I cannot figure out how to do this problem completely:

If U =x³y, find $\frac{dU}{dt}$ if x⁵ + y = t and x² + y³ = t².

I know that I am using the chain rule here and I have the partial derivates of U:
$\frac{∂U}{∂x}$ = 3x²y

$\frac{∂U}{∂y}$ = x³

So far I have the equation given below.
$\frac{dU}{dt}$ = 3x²y $\frac{dx}{dt}$ + x³ $\frac{dy}{dt}$

However, I do not know how to calculate $\frac{dx}{dt}$ and $\frac{dy}{dt}$. I tried to calculate them implicitly but I am still working with three variables x, y, and t. Could you please help me with this? Any insight would be greatly appreciated! Thank you!

 

[A. Bahat]

Well, you haven't used either of the other conditions: $x^5 + y = t$ and $x^2 + y^3 = t^2$. Try differentiating with respect to $t$. Then you can at least get $\frac{dx}{dt}$ in terms of $\frac{dy}{dt}$ (or vice versa).

 

[LJoseph1227]

Thank you for your suggestion! I really appreciate it! :)

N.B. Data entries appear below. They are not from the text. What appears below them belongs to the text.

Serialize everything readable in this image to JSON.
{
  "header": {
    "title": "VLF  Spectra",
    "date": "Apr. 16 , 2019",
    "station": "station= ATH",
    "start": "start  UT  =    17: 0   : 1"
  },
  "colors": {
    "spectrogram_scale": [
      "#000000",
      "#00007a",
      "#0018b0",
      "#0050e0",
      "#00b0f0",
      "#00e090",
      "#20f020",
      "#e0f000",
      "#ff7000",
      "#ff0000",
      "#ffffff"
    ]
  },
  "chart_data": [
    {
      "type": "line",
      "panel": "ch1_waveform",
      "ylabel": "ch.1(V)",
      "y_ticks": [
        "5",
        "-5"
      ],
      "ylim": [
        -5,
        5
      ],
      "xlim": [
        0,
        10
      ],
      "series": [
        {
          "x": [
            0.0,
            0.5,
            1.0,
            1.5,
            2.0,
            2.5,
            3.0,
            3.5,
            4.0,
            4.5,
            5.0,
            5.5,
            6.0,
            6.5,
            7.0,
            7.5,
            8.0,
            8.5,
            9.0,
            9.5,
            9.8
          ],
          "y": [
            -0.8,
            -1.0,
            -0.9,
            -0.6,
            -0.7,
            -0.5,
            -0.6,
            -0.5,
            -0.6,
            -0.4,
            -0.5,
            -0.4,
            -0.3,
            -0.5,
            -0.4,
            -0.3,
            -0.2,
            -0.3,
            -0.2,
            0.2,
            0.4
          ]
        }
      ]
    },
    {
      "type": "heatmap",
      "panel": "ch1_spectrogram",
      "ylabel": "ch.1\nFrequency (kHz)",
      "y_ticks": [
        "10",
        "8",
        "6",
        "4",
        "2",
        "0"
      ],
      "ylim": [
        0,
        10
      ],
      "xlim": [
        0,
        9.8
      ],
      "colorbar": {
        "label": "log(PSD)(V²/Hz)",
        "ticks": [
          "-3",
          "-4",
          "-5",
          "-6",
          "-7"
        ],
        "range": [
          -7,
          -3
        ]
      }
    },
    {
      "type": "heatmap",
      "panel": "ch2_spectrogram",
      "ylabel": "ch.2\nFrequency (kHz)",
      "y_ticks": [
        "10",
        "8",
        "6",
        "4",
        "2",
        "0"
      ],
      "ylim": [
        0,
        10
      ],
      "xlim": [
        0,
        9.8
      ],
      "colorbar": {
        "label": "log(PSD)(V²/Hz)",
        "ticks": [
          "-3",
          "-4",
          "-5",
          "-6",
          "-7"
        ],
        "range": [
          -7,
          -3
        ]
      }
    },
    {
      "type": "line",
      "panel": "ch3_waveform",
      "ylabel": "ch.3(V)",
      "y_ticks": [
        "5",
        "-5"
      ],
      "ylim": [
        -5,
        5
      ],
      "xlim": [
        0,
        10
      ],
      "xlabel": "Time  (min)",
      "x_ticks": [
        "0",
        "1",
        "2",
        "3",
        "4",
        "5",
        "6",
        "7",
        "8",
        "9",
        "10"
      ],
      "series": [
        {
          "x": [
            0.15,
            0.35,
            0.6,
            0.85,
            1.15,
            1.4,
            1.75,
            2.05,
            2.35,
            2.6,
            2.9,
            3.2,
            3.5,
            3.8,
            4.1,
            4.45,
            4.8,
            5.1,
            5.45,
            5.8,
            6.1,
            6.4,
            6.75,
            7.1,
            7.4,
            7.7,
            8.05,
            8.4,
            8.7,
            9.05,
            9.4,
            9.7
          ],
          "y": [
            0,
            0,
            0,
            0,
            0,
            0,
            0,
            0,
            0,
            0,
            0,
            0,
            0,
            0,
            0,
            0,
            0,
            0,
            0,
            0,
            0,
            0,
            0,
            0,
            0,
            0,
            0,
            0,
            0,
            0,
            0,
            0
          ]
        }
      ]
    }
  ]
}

Okay so I calculated $\frac{dx}{dt}$ and $\frac{dy}{dt}$.

$\frac{dx}{dt}$ = -$\frac{\frac{∂F}{∂t}}{\frac{∂F}{∂x}}$ and $\frac{dy}{dt}$ = -$\frac{\frac{∂F}{∂t}}{\frac{∂F}{∂y}}$

I substituted x and y into the two different t equations getting x² + (t - x⁵)³ - t² = 0 and (t² - y³)^5/2 + y - t = 0. From there I was able to get $\frac{dx}{dt}$ = - [-2t + 3(t - x⁵)² / 2x - 15x⁴(t - x⁵)²] and $\frac{dy}{dt}$ = - [5t(t² - y³)^{$\frac{3}{2}$} - 1 / -$\frac{15}{2}$y²(t² - y³)^{$\frac{3}{2}$} + 1].

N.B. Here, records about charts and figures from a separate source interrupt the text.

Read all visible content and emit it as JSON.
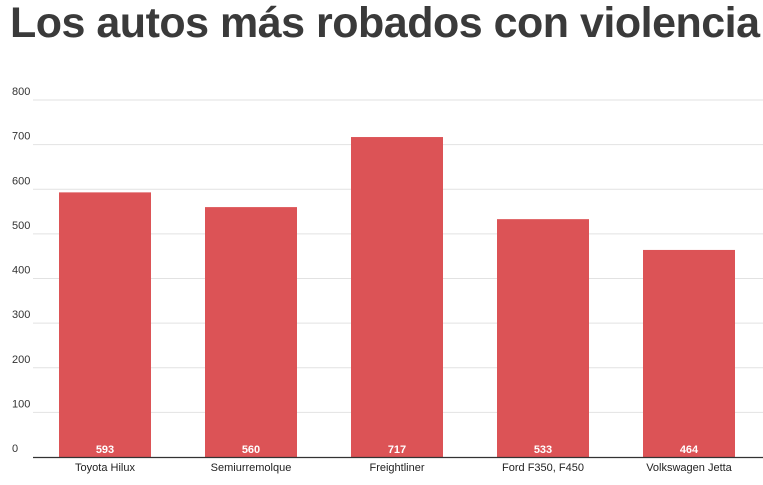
{
  "chart_data": {
    "type": "bar",
    "title": "Los autos más robados con violencia",
    "categories": [
      "Toyota Hilux",
      "Semiurremolque",
      "Freightliner",
      "Ford F350, F450",
      "Volkswagen Jetta"
    ],
    "values": [
      593,
      560,
      717,
      533,
      464
    ],
    "data_labels": [
      "593",
      "560",
      "717",
      "533",
      "464"
    ],
    "y_ticks": [
      "0",
      "100",
      "200",
      "300",
      "400",
      "500",
      "600",
      "700",
      "800"
    ],
    "ylim": [
      0,
      800
    ],
    "xlabel": "",
    "ylabel": "",
    "grid": true,
    "legend": "none",
    "colors": {
      "bar": "#dc5356",
      "grid": "#e2e2e2",
      "axis": "#333333",
      "title": "#3a3a3a"
    }
  }
}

From there I plugged $\frac{dx}{dt}$ and $\frac{dy}{dt}$ into the original equation, $\frac{du}{dt}$ = $\frac{∂u}{∂x}$ ($\frac{dx}{dt}$) + $\frac{∂u}{∂y}$ ($\frac{dy}{dt}$).

The final answer for $\frac{du}{dt}$ looks pretty ugly and cannot be simplified much. Does this seem correct? Is this how I ultimately calculate $\frac{du}{dt}$?